A light weekend. About Time, an inordinately concept-heavy romantic comedy, goes wide after a single week in the platform release trenches; and then the elephantine Thor: The Dark World, which I gather people are looking forward to. Personally, the increasingly airbrushed Marvel house style has become sufficiently charmless to me that I wouldn’t be anticipating this one even if it wasn’t the sequel to my least-favorite entry in the Avengers universe thus far.

Glancing over the limited releases, none of them seem interesting. Move along.

15.11.2013

Making a sequel 14 years later is a sign of either madness or creative inspiration, certainly not of mercenary concerns, so on the face of it, I’m intrigued by The Best Man Holiday, and the fact that it’s the only wide release of the weekend pretty much seals the deal.
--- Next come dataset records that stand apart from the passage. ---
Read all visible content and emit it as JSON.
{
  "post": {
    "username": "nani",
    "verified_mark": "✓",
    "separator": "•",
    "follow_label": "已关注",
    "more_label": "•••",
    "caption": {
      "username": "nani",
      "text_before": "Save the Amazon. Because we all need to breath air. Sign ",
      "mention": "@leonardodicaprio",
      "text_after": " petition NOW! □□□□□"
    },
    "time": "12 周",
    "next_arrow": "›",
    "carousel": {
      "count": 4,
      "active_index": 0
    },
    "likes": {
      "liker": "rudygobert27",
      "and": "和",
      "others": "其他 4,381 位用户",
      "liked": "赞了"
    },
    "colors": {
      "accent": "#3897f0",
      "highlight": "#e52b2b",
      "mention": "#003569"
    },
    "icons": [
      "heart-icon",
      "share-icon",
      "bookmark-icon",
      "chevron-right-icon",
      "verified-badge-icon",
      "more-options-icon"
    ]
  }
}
Back among the awards-qualifying runs, Alexander Payne’s Nebraska hits the States after receiving uncertain reviews and awards at Cannes, and I’m honestly not prepared to start liking him again after The Descendants, not just yet. Also: after two years, Aleksandr Sokurov’s Faust finally tours North America! Which is a long damn delay, but for Sokurov, I will carry that torch.

22.11.2013

The Hunger Games was many wonderful things; exciting, vibrant cinema wasn’t one of them. And it was based on the best book of its trilogy. So I am personally adopting a very defensive posture towards The Hunger Games: Catching Fire (shitty title, by the way), while admitting that Michael Arndt being involved with the screenplay seems like a good reason for something in the general wheelhouse of optimism (swapping the director of Seasbiscuit out for the director of Constantine seems like more of a push).

Also, a sperm donor feel-good comedy called Delivery Man. It’s a remake of a Canadian film, during the trailer for which a friend and I snarkily predicted who would be the lead in a U.S. remake. I am pleased to say that we weren’t craven enough to come up with Vince Vaughn, and are thus better people than the producers of Delivery Man.

27.11.2013

Ah, Thanksgiving Wednesday, when everything suddenly opens all at once and you go mad trying to keep on top of it. Speaking privately, I hold out the most hope for Black Nativity, owing to its apparent oddness and to lingering affection for director Kasi Lemmons, though of course the biggest deal around these parts is going to be Frozen, the 53rd feature from Walt Disney Animation Studios, and a film whose godawful trailers have not yet suggested that it isn’t just Tangled in the Snow, on the level of plot, character, or aesthetic. On the other hand, Tangled itself was so vastly different than the ads promised, it’s hard not to hold out hope.

Meanwhile, the year’s most fascinating, counter-intuitive marriage of director and script finds Spike Lee remaking Oldboy. Lastly, Jason Statham and James Franco star in a home invasion thriller scripted by Sylvester Stallone, Homefront, and that’s much too weird a collision of names for me to not at least be intrigued.

29.11.2013

The traditional home of quietly releasing films for Oscar purposes, Thanksgiving Friday this year witnesses the Judi Dench sad mama film Philomena, and urgently-titled biopic Mandela: Long Walk to Freedom, possibly the only moment in all of history where you’ll get me to acknowledge the possibility that Idris Elba might have been miscast in something.